Had Hunt been elected, He would have been the youngest elected U.S. Senator from North Carolina at the age of 47. That feat would be achieved 14 years later when John Edwards became the youngest elected Senator at 45 in 1998.

==Primaries==

===Republican primary===

1984 North Carolina U.S. Senate Republican primary election
| Party |  | Candidate | Votes | % |
|---|---|---|---|---|
|  | Republican | Jesse Helms (incumbent) | 134,675 | 90.65% |
|  | Republican | George Wimbish | 13,799 | 9.35% |
| Turnout |  |  | 148,574 |  |

===Democratic primary===

Hunt easily defeated businessman Thomas Allred, a supporter of Lyndon LaRouche, to win the Democratic nomination.

1984 North Carolina U.S. Senate Democratic primary election
| Party |  | Candidate | Votes | % |
|---|---|---|---|---|
|  | Democratic | Jim Hunt | 655,429 | 77.48% |
|  | Democratic | Thomas Allred | 126,841 | 14.99% |
|  | Democratic | Harrill Jones | 63,676 | 7.53% |
| Turnout |  |  | 845,946 |  |

== General election ==

===Campaign===
Hunt had a commanding lead in opinion polls for much of the campaign, with one poll in 1983 putting him nineteen points clear of Helms. However, that was changed by the most bitterly contested election in the country that year. Hunt ran a campaign ad connecting Helms to death squads in El Salvador through his association with the Nationalist Republican Alliance, for whom Roberto d'Aubuisson had recently run for the President of El Salvador. In the short time before election day, however, the highly popular incumbent US President Ronald Reagan gave Helms a significant boost by campaigning for him and running a local TV ad praising Helms and asking registered voters in North Carolina to re-elect him.

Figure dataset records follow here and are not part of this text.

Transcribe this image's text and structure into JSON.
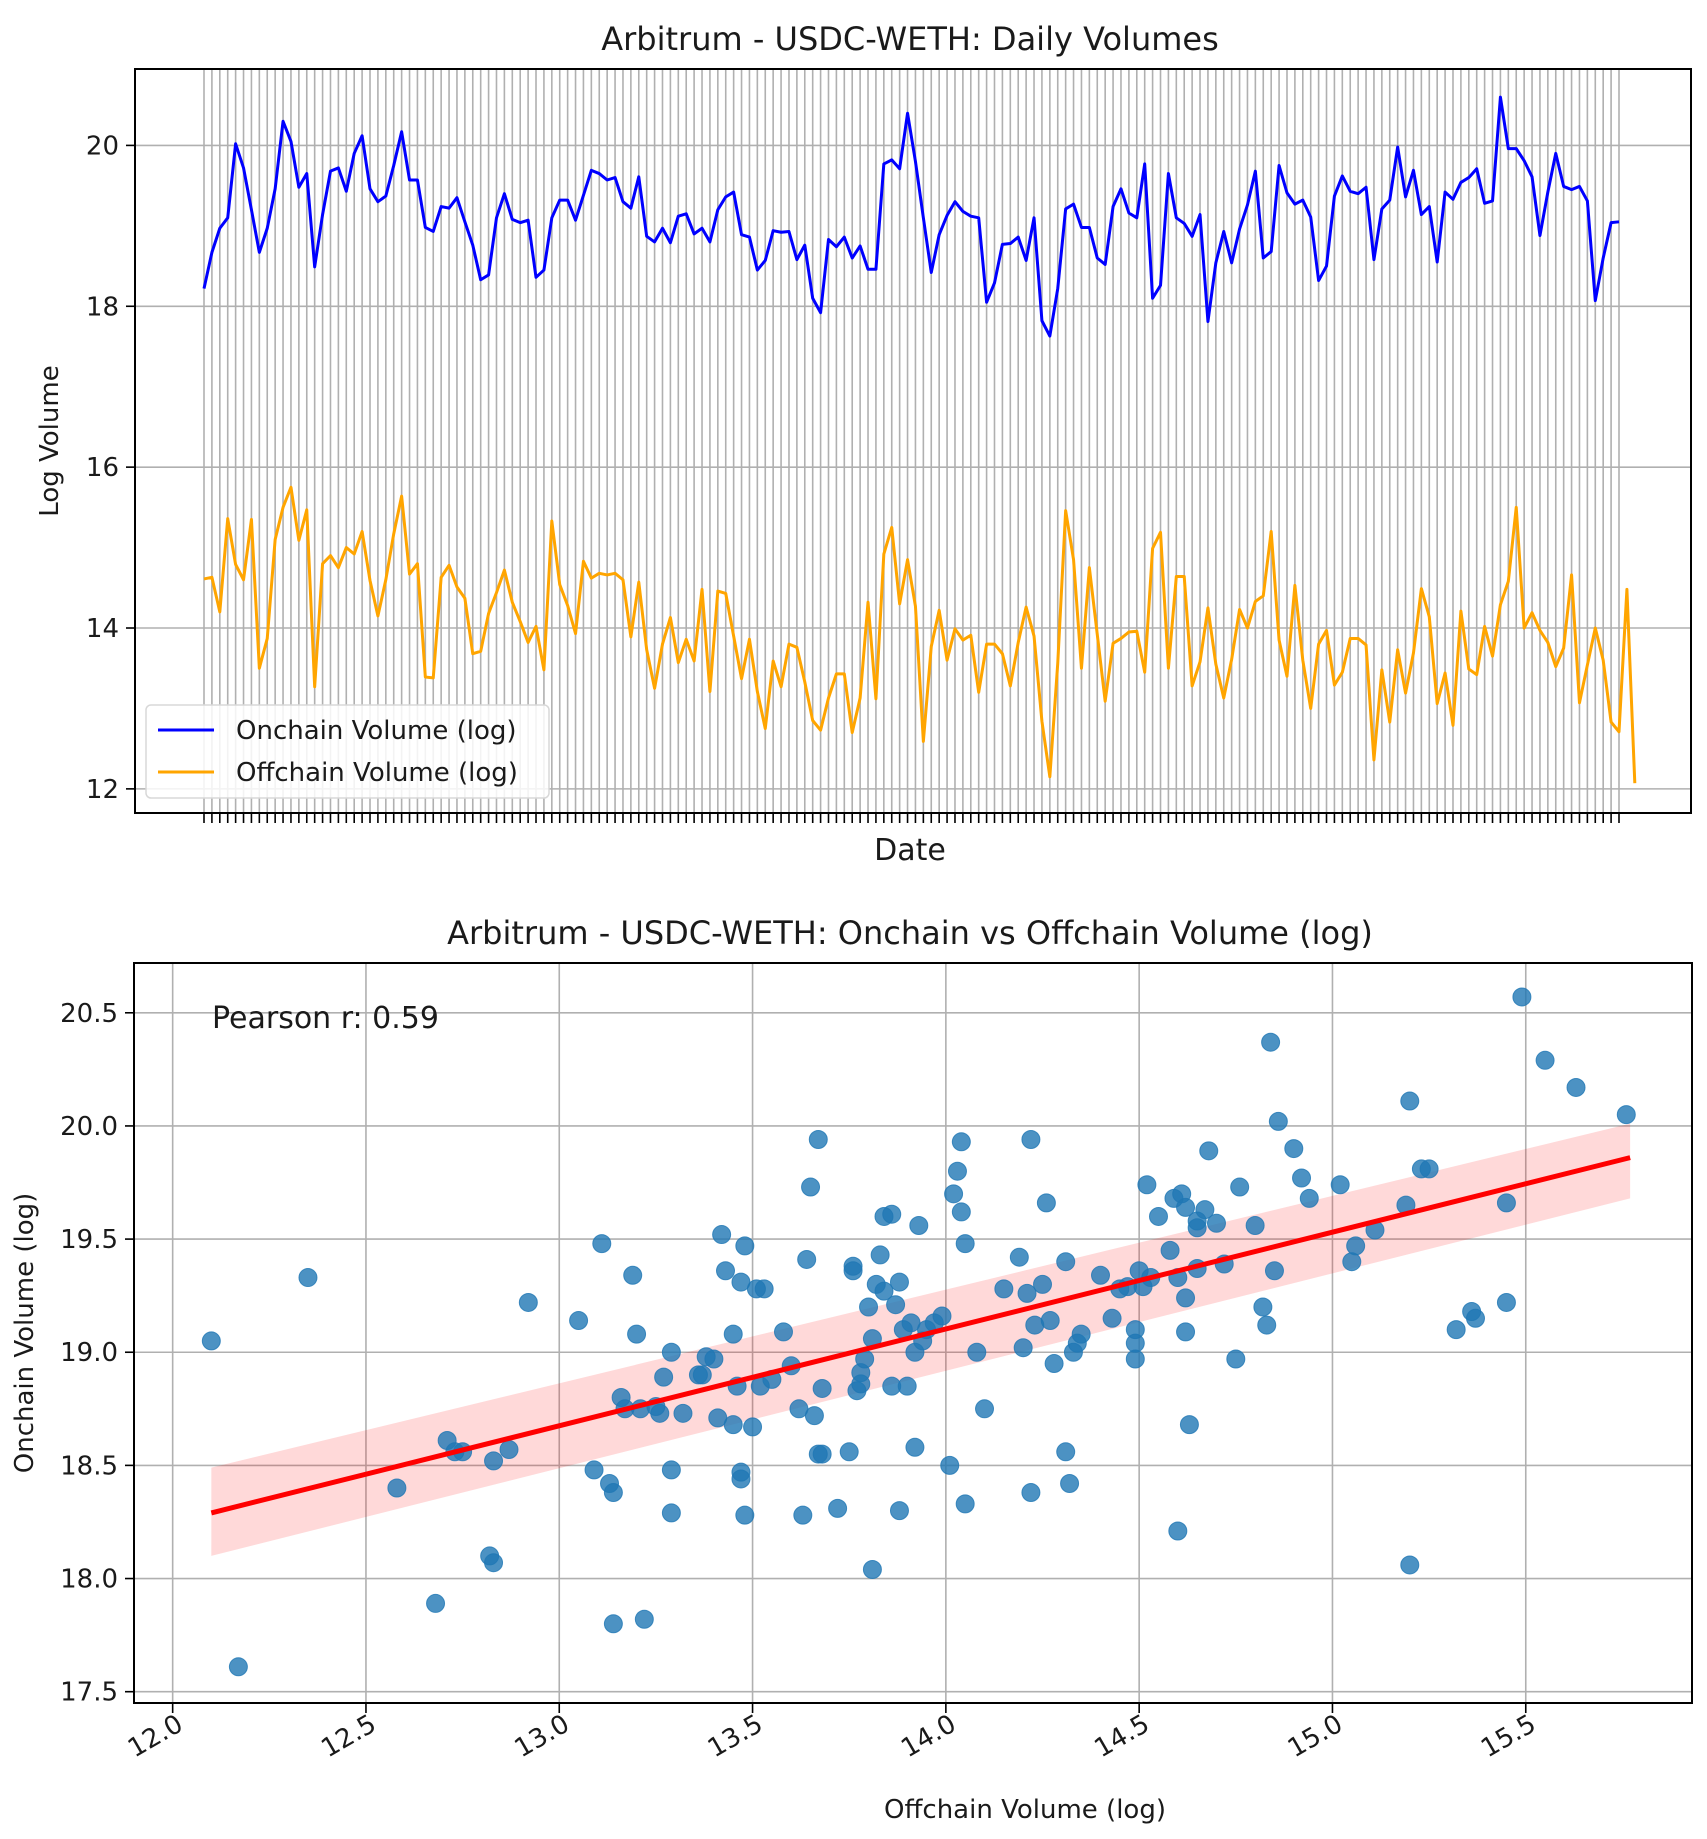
{
  "chart_data": [
    {
      "type": "line",
      "title": "Arbitrum - USDC-WETH: Daily Volumes",
      "xlabel": "Date",
      "ylabel": "Log Volume",
      "ylim": [
        11.7,
        20.95
      ],
      "yticks": [
        12,
        14,
        16,
        18,
        20
      ],
      "ytick_labels": [
        "12",
        "14",
        "16",
        "18",
        "20"
      ],
      "x_tick_labels_shown": false,
      "grid": true,
      "legend": "lower-left",
      "series": [
        {
          "name": "Onchain Volume (log)",
          "color": "#0000ff",
          "values": [
            18.22,
            18.67,
            18.97,
            19.1,
            20.02,
            19.72,
            19.2,
            18.67,
            18.97,
            19.46,
            20.3,
            20.05,
            19.48,
            19.65,
            18.49,
            19.14,
            19.68,
            19.72,
            19.43,
            19.9,
            20.12,
            19.46,
            19.3,
            19.37,
            19.75,
            20.17,
            19.57,
            19.57,
            18.98,
            18.93,
            19.24,
            19.22,
            19.35,
            19.05,
            18.76,
            18.33,
            18.39,
            19.1,
            19.4,
            19.08,
            19.04,
            19.07,
            18.36,
            18.45,
            19.1,
            19.32,
            19.32,
            19.07,
            19.38,
            19.69,
            19.65,
            19.57,
            19.6,
            19.3,
            19.22,
            19.61,
            18.87,
            18.8,
            18.97,
            18.79,
            19.12,
            19.15,
            18.9,
            18.97,
            18.8,
            19.2,
            19.36,
            19.42,
            18.89,
            18.86,
            18.45,
            18.57,
            18.94,
            18.92,
            18.93,
            18.58,
            18.76,
            18.1,
            17.92,
            18.83,
            18.74,
            18.86,
            18.6,
            18.75,
            18.46,
            18.46,
            19.77,
            19.82,
            19.71,
            20.4,
            19.8,
            19.1,
            18.42,
            18.89,
            19.13,
            19.3,
            19.18,
            19.12,
            19.1,
            18.05,
            18.29,
            18.77,
            18.78,
            18.86,
            18.57,
            19.1,
            17.82,
            17.63,
            18.22,
            19.21,
            19.27,
            18.98,
            18.98,
            18.6,
            18.52,
            19.24,
            19.46,
            19.16,
            19.1,
            19.77,
            18.1,
            18.26,
            19.65,
            19.1,
            19.03,
            18.87,
            19.14,
            17.81,
            18.54,
            18.93,
            18.54,
            18.96,
            19.26,
            19.68,
            18.6,
            18.68,
            19.75,
            19.41,
            19.27,
            19.32,
            19.11,
            18.32,
            18.5,
            19.37,
            19.62,
            19.43,
            19.4,
            19.48,
            18.58,
            19.21,
            19.32,
            19.98,
            19.36,
            19.69,
            19.14,
            19.24,
            18.55,
            19.42,
            19.33,
            19.54,
            19.6,
            19.71,
            19.28,
            19.31,
            20.6,
            19.96,
            19.96,
            19.81,
            19.61,
            18.88,
            19.42,
            19.9,
            19.49,
            19.45,
            19.49,
            19.31,
            18.07,
            18.6,
            19.04,
            19.05
          ]
        },
        {
          "name": "Offchain Volume (log)",
          "color": "#ffa500",
          "values": [
            14.61,
            14.63,
            14.2,
            15.36,
            14.79,
            14.6,
            15.35,
            13.5,
            13.87,
            15.1,
            15.5,
            15.75,
            15.09,
            15.47,
            13.27,
            14.8,
            14.9,
            14.75,
            15.0,
            14.92,
            15.2,
            14.59,
            14.15,
            14.6,
            15.17,
            15.64,
            14.67,
            14.8,
            13.39,
            13.38,
            14.63,
            14.78,
            14.51,
            14.37,
            13.68,
            13.71,
            14.18,
            14.44,
            14.72,
            14.32,
            14.08,
            13.82,
            14.02,
            13.48,
            15.33,
            14.54,
            14.28,
            13.93,
            14.83,
            14.62,
            14.68,
            14.66,
            14.68,
            14.6,
            13.89,
            14.57,
            13.73,
            13.25,
            13.8,
            14.13,
            13.57,
            13.86,
            13.59,
            14.48,
            13.21,
            14.46,
            14.43,
            13.9,
            13.37,
            13.86,
            13.21,
            12.75,
            13.59,
            13.27,
            13.8,
            13.76,
            13.33,
            12.85,
            12.73,
            13.13,
            13.43,
            13.43,
            12.7,
            13.13,
            14.32,
            13.12,
            14.92,
            15.25,
            14.3,
            14.85,
            14.27,
            12.59,
            13.77,
            14.22,
            13.6,
            13.99,
            13.85,
            13.91,
            13.2,
            13.8,
            13.8,
            13.68,
            13.28,
            13.82,
            14.26,
            13.9,
            12.84,
            12.15,
            13.56,
            15.46,
            14.85,
            13.5,
            14.75,
            13.92,
            13.09,
            13.81,
            13.87,
            13.95,
            13.96,
            13.45,
            14.99,
            15.19,
            13.5,
            14.64,
            14.64,
            13.28,
            13.58,
            14.25,
            13.55,
            13.13,
            13.61,
            14.23,
            14.0,
            14.33,
            14.4,
            15.2,
            13.85,
            13.4,
            14.53,
            13.6,
            13.0,
            13.8,
            13.97,
            13.29,
            13.45,
            13.87,
            13.87,
            13.79,
            12.36,
            13.48,
            12.83,
            13.73,
            13.19,
            13.69,
            14.49,
            14.14,
            13.06,
            13.44,
            12.79,
            14.21,
            13.49,
            13.42,
            14.02,
            13.65,
            14.29,
            14.58,
            15.5,
            14.0,
            14.19,
            13.97,
            13.82,
            13.52,
            13.75,
            14.66,
            13.07,
            13.54,
            14.0,
            13.6,
            12.83,
            12.71,
            14.48,
            12.07
          ]
        }
      ]
    },
    {
      "type": "scatter",
      "title": "Arbitrum - USDC-WETH: Onchain vs Offchain Volume (log)",
      "xlabel": "Offchain Volume (log)",
      "ylabel": "Onchain Volume (log)",
      "xlim": [
        11.9,
        15.93
      ],
      "ylim": [
        17.45,
        20.72
      ],
      "xticks": [
        12.0,
        12.5,
        13.0,
        13.5,
        14.0,
        14.5,
        15.0,
        15.5
      ],
      "xtick_labels": [
        "12.0",
        "12.5",
        "13.0",
        "13.5",
        "14.0",
        "14.5",
        "15.0",
        "15.5"
      ],
      "yticks": [
        17.5,
        18.0,
        18.5,
        19.0,
        19.5,
        20.0,
        20.5
      ],
      "ytick_labels": [
        "17.5",
        "18.0",
        "18.5",
        "19.0",
        "19.5",
        "20.0",
        "20.5"
      ],
      "grid": true,
      "annotation": "Pearson r: 0.59",
      "point_color": "#1f77b4",
      "regression": {
        "color": "#ff0000",
        "x_range": [
          12.1,
          15.77
        ],
        "y_at_start": 18.29,
        "y_at_end": 19.86,
        "ci_at_start": [
          18.1,
          18.49
        ],
        "ci_at_end": [
          19.68,
          20.01
        ]
      },
      "points": [
        [
          12.1,
          19.05
        ],
        [
          12.17,
          17.61
        ],
        [
          12.35,
          19.33
        ],
        [
          12.58,
          18.4
        ],
        [
          12.68,
          17.89
        ],
        [
          12.71,
          18.61
        ],
        [
          12.73,
          18.56
        ],
        [
          12.75,
          18.56
        ],
        [
          12.82,
          18.1
        ],
        [
          12.83,
          18.07
        ],
        [
          12.83,
          18.52
        ],
        [
          12.87,
          18.57
        ],
        [
          12.92,
          19.22
        ],
        [
          13.05,
          19.14
        ],
        [
          13.09,
          18.48
        ],
        [
          13.11,
          19.48
        ],
        [
          13.13,
          18.42
        ],
        [
          13.14,
          17.8
        ],
        [
          13.14,
          18.38
        ],
        [
          13.16,
          18.8
        ],
        [
          13.17,
          18.75
        ],
        [
          13.19,
          19.34
        ],
        [
          13.2,
          19.08
        ],
        [
          13.21,
          18.75
        ],
        [
          13.22,
          17.82
        ],
        [
          13.25,
          18.76
        ],
        [
          13.26,
          18.73
        ],
        [
          13.27,
          18.89
        ],
        [
          13.29,
          19.0
        ],
        [
          13.29,
          18.48
        ],
        [
          13.29,
          18.29
        ],
        [
          13.32,
          18.73
        ],
        [
          13.36,
          18.9
        ],
        [
          13.37,
          18.9
        ],
        [
          13.38,
          18.98
        ],
        [
          13.4,
          18.97
        ],
        [
          13.41,
          18.71
        ],
        [
          13.42,
          19.52
        ],
        [
          13.43,
          19.36
        ],
        [
          13.45,
          19.08
        ],
        [
          13.45,
          18.68
        ],
        [
          13.46,
          18.85
        ],
        [
          13.47,
          19.31
        ],
        [
          13.47,
          18.47
        ],
        [
          13.47,
          18.44
        ],
        [
          13.48,
          19.47
        ],
        [
          13.48,
          18.28
        ],
        [
          13.5,
          18.67
        ],
        [
          13.51,
          19.28
        ],
        [
          13.52,
          18.85
        ],
        [
          13.53,
          19.28
        ],
        [
          13.55,
          18.88
        ],
        [
          13.58,
          19.09
        ],
        [
          13.6,
          18.94
        ],
        [
          13.62,
          18.75
        ],
        [
          13.63,
          18.28
        ],
        [
          13.64,
          19.41
        ],
        [
          13.65,
          19.73
        ],
        [
          13.66,
          18.72
        ],
        [
          13.67,
          19.94
        ],
        [
          13.67,
          18.55
        ],
        [
          13.68,
          18.55
        ],
        [
          13.68,
          18.84
        ],
        [
          13.72,
          18.31
        ],
        [
          13.75,
          18.56
        ],
        [
          13.76,
          19.38
        ],
        [
          13.76,
          19.36
        ],
        [
          13.77,
          18.83
        ],
        [
          13.78,
          18.86
        ],
        [
          13.78,
          18.91
        ],
        [
          13.79,
          18.97
        ],
        [
          13.8,
          19.2
        ],
        [
          13.81,
          18.04
        ],
        [
          13.81,
          19.06
        ],
        [
          13.82,
          19.3
        ],
        [
          13.83,
          19.43
        ],
        [
          13.84,
          19.27
        ],
        [
          13.84,
          19.6
        ],
        [
          13.86,
          19.61
        ],
        [
          13.86,
          18.85
        ],
        [
          13.87,
          19.21
        ],
        [
          13.88,
          19.31
        ],
        [
          13.88,
          18.3
        ],
        [
          13.89,
          19.1
        ],
        [
          13.9,
          18.85
        ],
        [
          13.91,
          19.13
        ],
        [
          13.92,
          19.0
        ],
        [
          13.92,
          18.58
        ],
        [
          13.93,
          19.56
        ],
        [
          13.94,
          19.05
        ],
        [
          13.95,
          19.1
        ],
        [
          13.97,
          19.13
        ],
        [
          13.99,
          19.16
        ],
        [
          14.01,
          18.5
        ],
        [
          14.02,
          19.7
        ],
        [
          14.03,
          19.8
        ],
        [
          14.04,
          19.93
        ],
        [
          14.04,
          19.62
        ],
        [
          14.05,
          18.33
        ],
        [
          14.05,
          19.48
        ],
        [
          14.08,
          19.0
        ],
        [
          14.1,
          18.75
        ],
        [
          14.15,
          19.28
        ],
        [
          14.19,
          19.42
        ],
        [
          14.2,
          19.02
        ],
        [
          14.21,
          19.26
        ],
        [
          14.22,
          19.94
        ],
        [
          14.22,
          18.38
        ],
        [
          14.23,
          19.12
        ],
        [
          14.25,
          19.3
        ],
        [
          14.26,
          19.66
        ],
        [
          14.27,
          19.14
        ],
        [
          14.28,
          18.95
        ],
        [
          14.31,
          19.4
        ],
        [
          14.31,
          18.56
        ],
        [
          14.32,
          18.42
        ],
        [
          14.33,
          19.0
        ],
        [
          14.34,
          19.04
        ],
        [
          14.35,
          19.08
        ],
        [
          14.4,
          19.34
        ],
        [
          14.43,
          19.15
        ],
        [
          14.45,
          19.28
        ],
        [
          14.47,
          19.29
        ],
        [
          14.49,
          18.97
        ],
        [
          14.49,
          19.04
        ],
        [
          14.49,
          19.1
        ],
        [
          14.5,
          19.36
        ],
        [
          14.51,
          19.29
        ],
        [
          14.52,
          19.74
        ],
        [
          14.53,
          19.33
        ],
        [
          14.55,
          19.6
        ],
        [
          14.58,
          19.45
        ],
        [
          14.59,
          19.68
        ],
        [
          14.6,
          18.21
        ],
        [
          14.6,
          19.33
        ],
        [
          14.61,
          19.7
        ],
        [
          14.62,
          19.64
        ],
        [
          14.62,
          19.24
        ],
        [
          14.62,
          19.09
        ],
        [
          14.63,
          18.68
        ],
        [
          14.65,
          19.58
        ],
        [
          14.65,
          19.55
        ],
        [
          14.65,
          19.37
        ],
        [
          14.67,
          19.63
        ],
        [
          14.68,
          19.89
        ],
        [
          14.7,
          19.57
        ],
        [
          14.72,
          19.39
        ],
        [
          14.75,
          18.97
        ],
        [
          14.76,
          19.73
        ],
        [
          14.8,
          19.56
        ],
        [
          14.82,
          19.2
        ],
        [
          14.83,
          19.12
        ],
        [
          14.84,
          20.37
        ],
        [
          14.85,
          19.36
        ],
        [
          14.86,
          20.02
        ],
        [
          14.9,
          19.9
        ],
        [
          14.92,
          19.77
        ],
        [
          14.94,
          19.68
        ],
        [
          15.02,
          19.74
        ],
        [
          15.05,
          19.4
        ],
        [
          15.06,
          19.47
        ],
        [
          15.11,
          19.54
        ],
        [
          15.19,
          19.65
        ],
        [
          15.2,
          20.11
        ],
        [
          15.2,
          18.06
        ],
        [
          15.23,
          19.81
        ],
        [
          15.25,
          19.81
        ],
        [
          15.32,
          19.1
        ],
        [
          15.36,
          19.18
        ],
        [
          15.37,
          19.15
        ],
        [
          15.45,
          19.22
        ],
        [
          15.45,
          19.66
        ],
        [
          15.49,
          20.57
        ],
        [
          15.55,
          20.29
        ],
        [
          15.63,
          20.17
        ],
        [
          15.76,
          20.05
        ]
      ]
    }
  ]
}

The election cost a total of $26,379,483 in total reported spending (over twelve times as much as the 1980 race), of which, 64% ($16.9m) was spent by Helms.

This election is remembered as "one of North Carolina's most infamous political battles" and "as a prototype of the no-holds-barred brawls that typify a strand of modern-day partisan politics, polarizing voters along distinct ideological lines."

===Results===

1984 North Carolina U.S. Senate election
| Party |  | Candidate | Votes | % |
|---|---|---|---|---|
|  | Republican | Jesse Helms (incumbent) | 1,156,768 | 51.66% |
|  | Democratic | Jim Hunt | 1,070,488 | 47.81% |
|  | Libertarian | Bobby Emory | 9,302 | 0.42% |
|  | Socialist Workers | Kate Daher | 2,493 | 0.11% |
| Turnout |  |  | 2,239,051 |  |

A study by Voters Education Project in Atlanta showed that Helms received 63 percent of the white vote and was particularly successful in small towns and rural areas, while receiving less than 1 percent of the black vote in 35 almost-all-black precincts. Hunt got 37 percent of the white and 98.8 percent of the black vote, according to VEP. But only 61 percent of registered blacks voted, down from 63 percent in 1980."